Dedicated volunteers give baby turtles a fighting chance amid extreme weather threat
While many residents on Bribie Island were filling water bottles, tying down loose items, taping windows and staying indoors ahead of Ex-Cyclone Alfred, Darren Jew and a team of TurtleCare volunteers were out working urgently to protect turtle hatchlings still nestled in their eggs.
Sunshine Coast Council’s TurtleCare program is a community-based citizen science program for the monitoring and protection of nesting marine turtles from Bribie Island up to Buddina beach. The program operates in partnership with the Queensland Government’s Turtle Conservation Project.
Turtle conservation volunteers are highly trained citizen scientists who make an incredible contribution to the ongoing survival of marine turtles by monitoring nesting mothers, relocating nests if necessary for hatchling survival, and collecting essential data to support the protection of these majestic animals.
In the week prior to Ex-Cyclone Alfred, the Bribie Island TurtleCare team, led by Darren, relocated a staggering 20 nests, working over 200 hours to shift the eggs to higher ground before Alfred’s cyclonic winds, rain and swell hit the coast.
I was lucky enough to join Darren on the beach a couple of weeks after the ex-cyclone where we witnessed one of those nests hatch, spilling over 100 endangered baby loggerhead turtle hatchlings onto the sand and into the ocean. This was made even more special by it being a natural emergence, during daylight hours (hatchlings usually emerge at night!).
It is a sight unlike any other – freshly hatched turtles hauling themselves out of the nest and heading straight toward the ocean with a single-minded determination. Every dune and tyre track a mountain to climb, the wind and sand a tiny cyclone buffeting against their bodies, and the sea a frothing unknown waiting for them.
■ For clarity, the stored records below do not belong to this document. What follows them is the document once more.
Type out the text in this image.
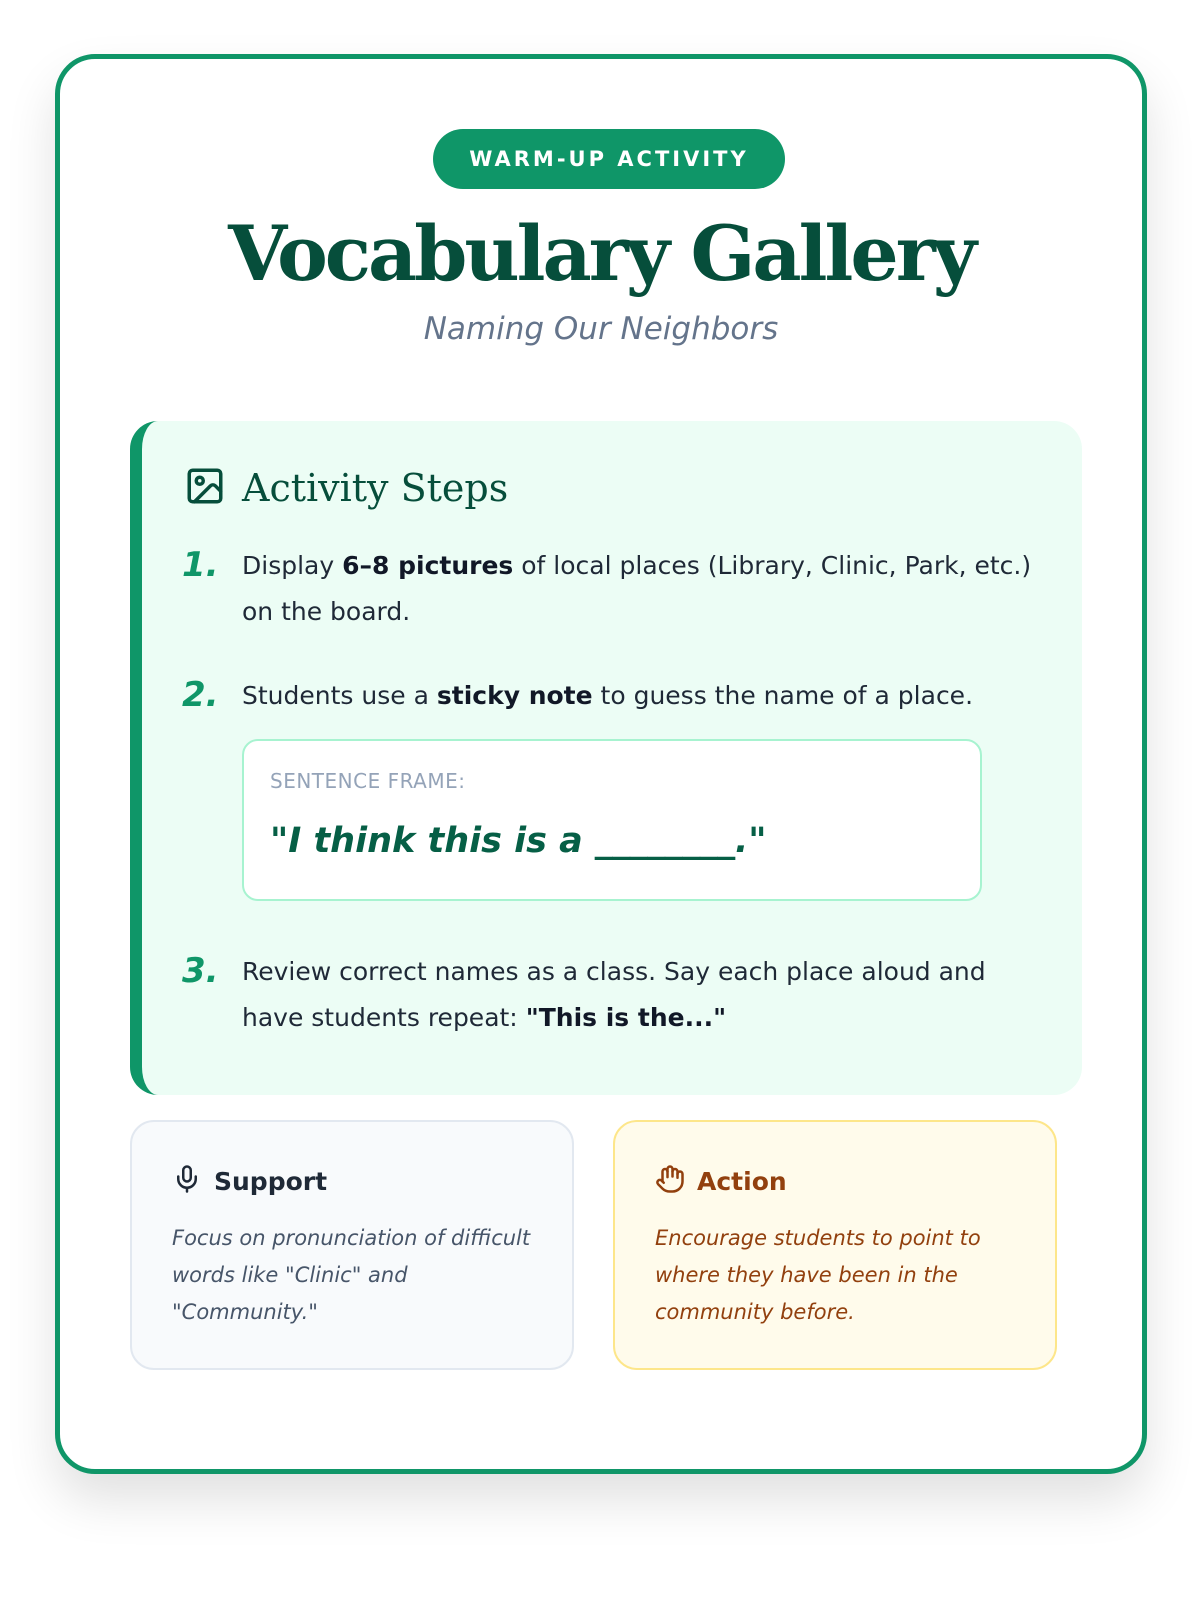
WARM-UP ACTIVITY
Vocabulary Gallery

Naming Our Neighbors

Activity Steps
1. Display 6–8 pictures of local places (Library, Clinic, Park, etc.) on the board.
2. Students use a sticky note to guess the name of a place.
SENTENCE FRAME:
"I think this is a ________."
3. Review correct names as a class. Say each place aloud and have students repeat: "This is the..."
Support
Focus on pronunciation of difficult words like "Clinic" and "Community."
Action
Encourage students to point to where they have been in the community before.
This incredible sight wouldn’t have been possible without the quick work of Darren and the team.
TurtleCare's primary objective is to leave nests in their natural state, however, this is not always feasible when nests are threatened by severe weather.
Extreme weather can have catastrophic impacts for turtles that already have the odds stacked against them to make it to adulthood. Some of these threats on Bribie Island include resident goanas, foxes and pigs, human activity, plastic pollution and the impacts of climate change including warming seas and coastal erosion.
On the Sunshine Coast, climate impacts including warmer temperatures and erosion are well known to affect turtles and the Sunshine Coast Council TurtleCare team have been monitoring sand temperatures and nest depth for more than 15 years. The temperature of the nest impacts the sex of turtles so warmer temperatures can result feminisation which is a greater likelihood of female hatchlings being produced.
A 2024 global meta-analysis found that “…due to sea-level rise, more than 50 % of the current nesting sites will become unsuitable over the next decades.”
In the 2022/2023 nesting season, TurtleCare volunteers on the Sunshine Coast relocated a staggering 8,391 out of 10,272 eggs due to dune erosion from intense storms during that period.
During my trip to Bribie Island, we visited multiple nesting sites and some required ladders to access them thanks to the erosion from ex-cyclone Alfred.
As we continue to see more frequent and intense weather thanks to climate change, the risk to turtles will only increase. We need urgent action from our government to tackle climate change.
In the meantime, the dedicated TurtleCare team will be doing all they can to give these tiny turtles the best chance and hopefully we’ll see some of them return in 30 years to lay their own nest.
All TurtleCare activities are conducted under Queensland Turtle Conservation Project permits.